All this began to break down around 100 BC, and like those ancient Hebrews 1000 years before, the ancient Romans came to plead for a king. Caesar came. He claimed the title of dictator pretty much for life, and that was that. Rome was a monarchy until her end 1500 years later.

And it was monarchs who ruled the world—barring the odd Hanseatic League and Venetian Republic—until a bunch of Americans crowded into that room in Philadelphia in 1787. We forget that they were there to review the Articles of Confederation because that government had no executive authority—it had no place for even a limited monarchy. They brought along with them a thorough knowledge of the ancient world and of the Old Testament. They knew the attractions and the problems of monarchy. What they created was a magnificent balancing act that included—surprise, surprise—a place for monarchy. That place is called ‘the presidency.’

And so accustomed to kings were our Founders that ‘His Elective Highness’ was one of the titles considered when addressing the president.

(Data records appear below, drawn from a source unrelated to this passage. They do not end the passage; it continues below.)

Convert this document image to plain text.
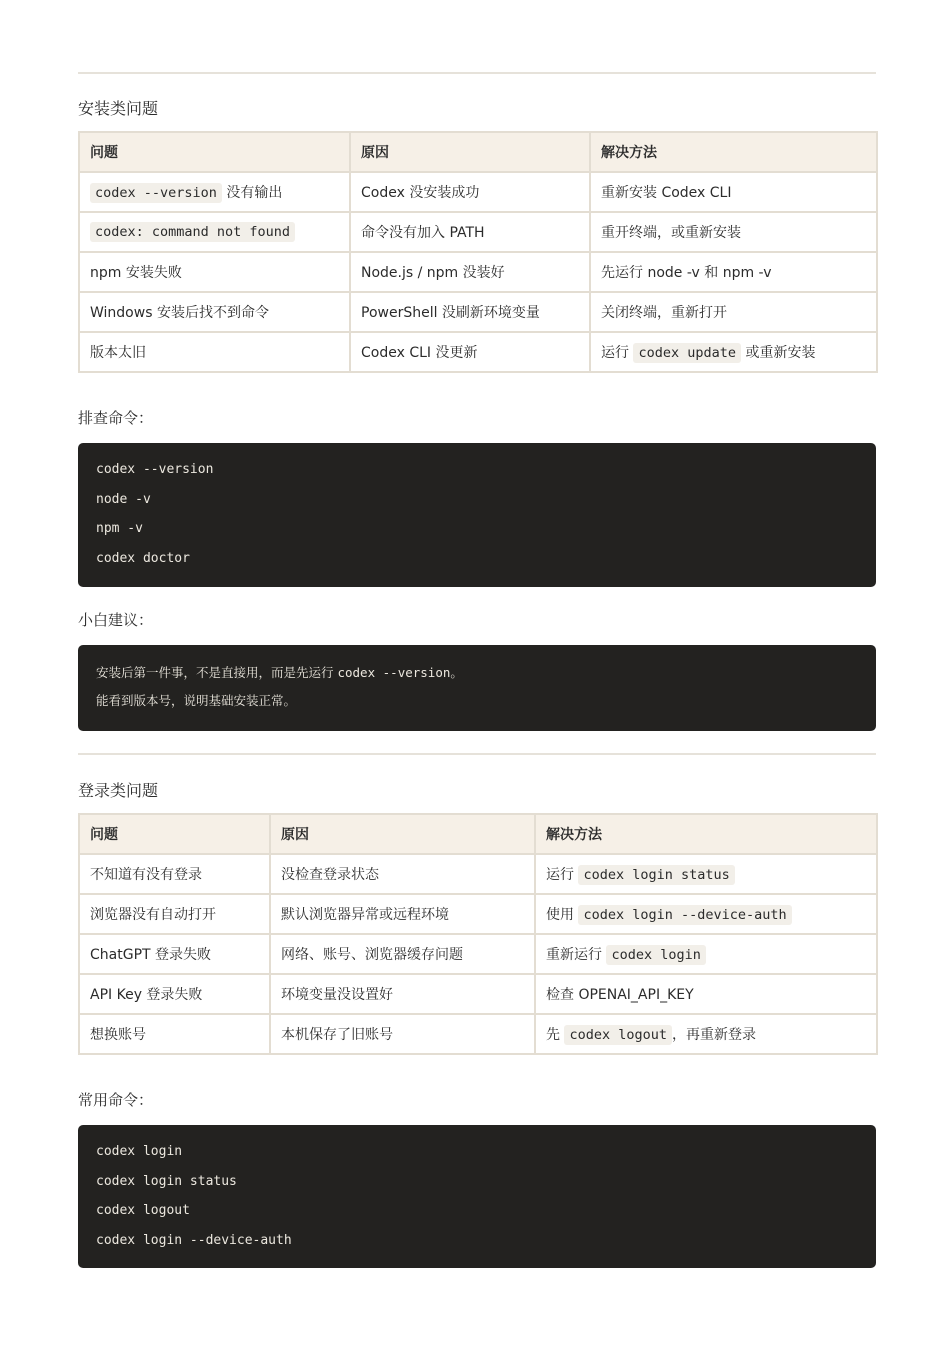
安装类问题
问题	原因	解决方法
codex --version 没有输出	Codex 没安装成功	重新安装 Codex CLI
codex: command not found	命令没有加入 PATH	重开终端，或重新安装
npm 安装失败	Node.js / npm 没装好	先运行 node -v 和 npm -v
Windows 安装后找不到命令	PowerShell 没刷新环境变量	关闭终端，重新打开
版本太旧	Codex CLI 没更新	运行 codex update 或重新安装
排查命令：
codex --version
node -v
npm -v
codex doctor
小白建议：
安装后第一件事，不是直接用，而是先运行 codex --version。
能看到版本号，说明基础安装正常。
登录类问题
问题	原因	解决方法
不知道有没有登录	没检查登录状态	运行 codex login status
浏览器没有自动打开	默认浏览器异常或远程环境	使用 codex login --device-auth
ChatGPT 登录失败	网络、账号、浏览器缓存问题	重新运行 codex login
API Key 登录失败	环境变量没设置好	检查 OPENAI_API_KEY
想换账号	本机保存了旧账号	先 codex logout ，再重新登录
常用命令：
codex login
codex login status
codex logout
codex login --device-auth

Imagine for a moment having to refer to a concupiscent and mendacious creature like Clinton in such a manner. We owe Washington for adopting the simple ‘Mister President’ as his title. We owe him much more as well. He could have become the first king of America if he had so desired.

And many there were who desired it. Washington’s foe George III said that if Washington did not seize the kingship, he would be ‘the greatest man in the world.’ So close did the US come to reverting to the common practice of monarchy. It really depended upon the whim of one man.

The Founders put in place things to limit the power of the presidency—in reality, to prevent it from devolving into monarchy. These were the Senate, which represented an aristocratic element; and the House, where the hoi-polloi rabble could feel they had a voice in government. Obviously the Senate was meant to ape early Roman practice, while the House was a genuflection to Athens of old.

We moderns gush over those ancient Greeks while forgetting that the pure democracy of Athens was slavery based, addicted to internecine violence and homoerotic pornography, and perished in an orgy of violence after a few decades.

Over the ensuing 200-odd years our Republic is slowly reverting to the usual type of rule seen in history. That is, we are reverting to monarchy. The presidency of today would be seen as monarchial in everything but name to the Founders. Their great distrust of a king was based on his untrammeled power to wage war. This is why they gave only to Congress the power to declare war. This was a great idea, except they made the president the commander-in-chief of all armed forces.

We can understand the power of the US president when we recall that in all our history Congress has declared war only 5 times—and not since World War II—yet our nation has been involved in military conflict more than 200 times. Louis XIV would certainly approve—and stand in awe—of the US president’s war making ability.

I am not complaining about all of this, mind you. I am merely pointing out some history.

The American people are certainly coming around to thinking of the president as a nearly all-powerful monarch. Witness all the things they believe he has the power to deliver—health care, good schools, retirement, housing, cheap gas, cheaper college, clean air, high incomes, low unemployment and on and on. Really, such things would test the abilities of the most competent emperor of Rome.

Our modern infatuation with republican democracy will dissolve if the US ever declines to such an extent that her power scarcely reaches from sea to shining sea. We forget that most if not all of the democracies of the world depend upon the US. When she goes the way of Republican Rome so will they. The world will revert back into its customary rule by pharaohs, czars, dictators and other types of monarchs.

Those freedom loving sorts still among us today should enjoy their liberty while they can.